On the other hand, though, this movement towards indulgency gives you the chance to have some fun! The word ‘crunch’ is often proscribed to these foods and that textural quality of dry cereals works delightfully well when mixed into a smoother, chewier dessert, helping you put a new spin on just about any sweet your pastry chefs choose to create. As a hotelier, you must also consider yourself to be a culinary leader of sorts, and this trend is yet another opportunity for you to differentiate your restaurants and give any visitor something exciting or novel to try.
Before you dive into the challenge of developing a slate of indulgent desserts that incorporate breakfast cereals, I’d end with two examples from various trendsetters for inspiration. Foremost is the trademarked Cereal Milk from Momofuku’s Milk Bar subsidiary. While wheat puff milkshakes have been popular in Cuban cuisine for awhile now (known as a ‘Batido de Trigo’ or, literally, wheat smoothie), this acclaimed New York-based restaurant empire takes the combination of a milk base with corn flake residue to the next level, using the branded sugar additive or some other form of it for soft serve ice cream, birthday cake truffles and shakes (also trademarked, this time as a Milkquake).
Second is a small biscuit producer out of Chicago called Big Fat Cookie that, as but one confectionary iteration, infuses cereals like Cinnamon Toast Crunch into their chocolate chip cookies.
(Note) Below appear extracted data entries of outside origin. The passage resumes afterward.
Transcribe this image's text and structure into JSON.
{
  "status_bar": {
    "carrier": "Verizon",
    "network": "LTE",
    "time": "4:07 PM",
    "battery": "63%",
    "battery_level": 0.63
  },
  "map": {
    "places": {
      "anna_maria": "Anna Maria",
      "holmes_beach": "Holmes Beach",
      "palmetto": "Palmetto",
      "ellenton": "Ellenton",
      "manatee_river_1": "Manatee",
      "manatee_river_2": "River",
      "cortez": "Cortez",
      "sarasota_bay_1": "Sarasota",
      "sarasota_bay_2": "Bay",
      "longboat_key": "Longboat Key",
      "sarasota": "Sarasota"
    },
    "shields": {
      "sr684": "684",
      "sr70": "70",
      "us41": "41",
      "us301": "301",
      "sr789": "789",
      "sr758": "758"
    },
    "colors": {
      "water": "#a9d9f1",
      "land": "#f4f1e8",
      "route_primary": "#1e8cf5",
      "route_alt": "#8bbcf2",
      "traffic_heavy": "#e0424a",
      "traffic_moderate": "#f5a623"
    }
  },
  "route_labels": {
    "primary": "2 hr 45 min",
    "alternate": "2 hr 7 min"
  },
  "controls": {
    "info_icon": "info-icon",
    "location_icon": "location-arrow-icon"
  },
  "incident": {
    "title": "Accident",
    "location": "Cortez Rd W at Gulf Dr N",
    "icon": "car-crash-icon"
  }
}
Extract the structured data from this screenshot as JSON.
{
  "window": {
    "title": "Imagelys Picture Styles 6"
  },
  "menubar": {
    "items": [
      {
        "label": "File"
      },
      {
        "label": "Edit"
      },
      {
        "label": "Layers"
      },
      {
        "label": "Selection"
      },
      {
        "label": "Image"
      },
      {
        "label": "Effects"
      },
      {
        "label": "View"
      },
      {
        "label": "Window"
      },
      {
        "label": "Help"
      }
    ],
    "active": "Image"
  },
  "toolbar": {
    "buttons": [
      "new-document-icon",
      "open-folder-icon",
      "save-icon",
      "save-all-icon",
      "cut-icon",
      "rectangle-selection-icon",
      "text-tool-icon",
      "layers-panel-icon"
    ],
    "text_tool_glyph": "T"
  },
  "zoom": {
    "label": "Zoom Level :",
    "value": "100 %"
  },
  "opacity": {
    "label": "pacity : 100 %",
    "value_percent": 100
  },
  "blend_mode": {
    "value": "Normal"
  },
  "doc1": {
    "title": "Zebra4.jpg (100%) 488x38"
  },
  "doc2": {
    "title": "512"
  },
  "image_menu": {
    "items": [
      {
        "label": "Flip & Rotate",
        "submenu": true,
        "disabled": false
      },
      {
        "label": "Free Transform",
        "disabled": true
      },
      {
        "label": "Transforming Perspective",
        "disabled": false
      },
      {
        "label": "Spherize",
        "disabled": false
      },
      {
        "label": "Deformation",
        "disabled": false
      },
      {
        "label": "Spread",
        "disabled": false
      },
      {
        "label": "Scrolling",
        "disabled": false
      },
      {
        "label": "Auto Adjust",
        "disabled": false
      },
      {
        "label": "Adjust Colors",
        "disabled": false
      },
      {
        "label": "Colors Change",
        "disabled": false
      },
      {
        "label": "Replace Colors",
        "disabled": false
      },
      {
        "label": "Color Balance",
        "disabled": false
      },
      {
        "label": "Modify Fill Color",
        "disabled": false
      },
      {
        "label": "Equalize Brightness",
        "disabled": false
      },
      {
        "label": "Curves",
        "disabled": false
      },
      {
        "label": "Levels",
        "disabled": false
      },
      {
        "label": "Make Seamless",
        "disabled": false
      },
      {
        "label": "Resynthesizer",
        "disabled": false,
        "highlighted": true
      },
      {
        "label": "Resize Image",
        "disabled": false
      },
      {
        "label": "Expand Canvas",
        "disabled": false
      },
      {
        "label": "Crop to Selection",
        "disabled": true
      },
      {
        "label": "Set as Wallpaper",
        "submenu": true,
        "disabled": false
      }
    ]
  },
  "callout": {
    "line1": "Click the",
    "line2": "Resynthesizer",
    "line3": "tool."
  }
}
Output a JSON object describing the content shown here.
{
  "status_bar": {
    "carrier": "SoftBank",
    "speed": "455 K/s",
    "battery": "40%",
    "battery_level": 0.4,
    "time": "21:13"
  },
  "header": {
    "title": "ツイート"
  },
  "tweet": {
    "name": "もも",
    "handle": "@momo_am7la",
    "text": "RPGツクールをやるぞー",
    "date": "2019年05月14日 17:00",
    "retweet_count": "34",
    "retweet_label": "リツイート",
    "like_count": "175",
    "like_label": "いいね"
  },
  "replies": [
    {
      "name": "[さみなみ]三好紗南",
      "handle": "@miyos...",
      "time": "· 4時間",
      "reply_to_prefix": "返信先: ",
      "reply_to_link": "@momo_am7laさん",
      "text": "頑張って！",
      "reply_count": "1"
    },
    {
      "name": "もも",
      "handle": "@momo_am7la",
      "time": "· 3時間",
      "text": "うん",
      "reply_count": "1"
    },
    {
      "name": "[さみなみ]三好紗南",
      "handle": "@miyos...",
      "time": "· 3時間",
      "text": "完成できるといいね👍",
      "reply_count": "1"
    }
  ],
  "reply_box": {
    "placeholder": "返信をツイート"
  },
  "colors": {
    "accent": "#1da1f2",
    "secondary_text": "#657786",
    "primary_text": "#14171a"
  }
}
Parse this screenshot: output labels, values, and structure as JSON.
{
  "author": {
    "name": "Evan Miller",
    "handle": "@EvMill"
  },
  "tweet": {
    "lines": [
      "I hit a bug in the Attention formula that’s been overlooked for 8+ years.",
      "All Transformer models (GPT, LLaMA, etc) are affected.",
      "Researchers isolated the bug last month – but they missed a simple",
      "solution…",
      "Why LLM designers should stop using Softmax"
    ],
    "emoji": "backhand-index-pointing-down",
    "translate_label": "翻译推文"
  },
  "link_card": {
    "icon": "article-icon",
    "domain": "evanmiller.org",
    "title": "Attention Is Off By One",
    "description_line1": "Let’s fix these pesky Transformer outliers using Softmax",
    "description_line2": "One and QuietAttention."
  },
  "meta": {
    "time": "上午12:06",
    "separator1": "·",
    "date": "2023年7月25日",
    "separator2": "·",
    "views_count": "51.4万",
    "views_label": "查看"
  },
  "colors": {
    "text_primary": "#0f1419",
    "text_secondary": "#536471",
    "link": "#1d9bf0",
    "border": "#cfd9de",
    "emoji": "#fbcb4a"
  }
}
While I am not a native to Chicago and have only encountered these dessert wizards through my travels to the Windy City, I dare you to peruse the company’s Instagram and not start drooling. A broad takeaway from going the ‘crazy’ route that Big Fat Cookie has taken is that your culinary creations will generate good buzz to in turn propel your hotel’s reputation.
No doubt there are others from around the world as I have kept these in a largely North American context. Ultimately, this trend serves as yet another possible way for you to distinguish your dessert selection. Challenge your team to reinvent what offers as your customers will reward such innovation with their wallets!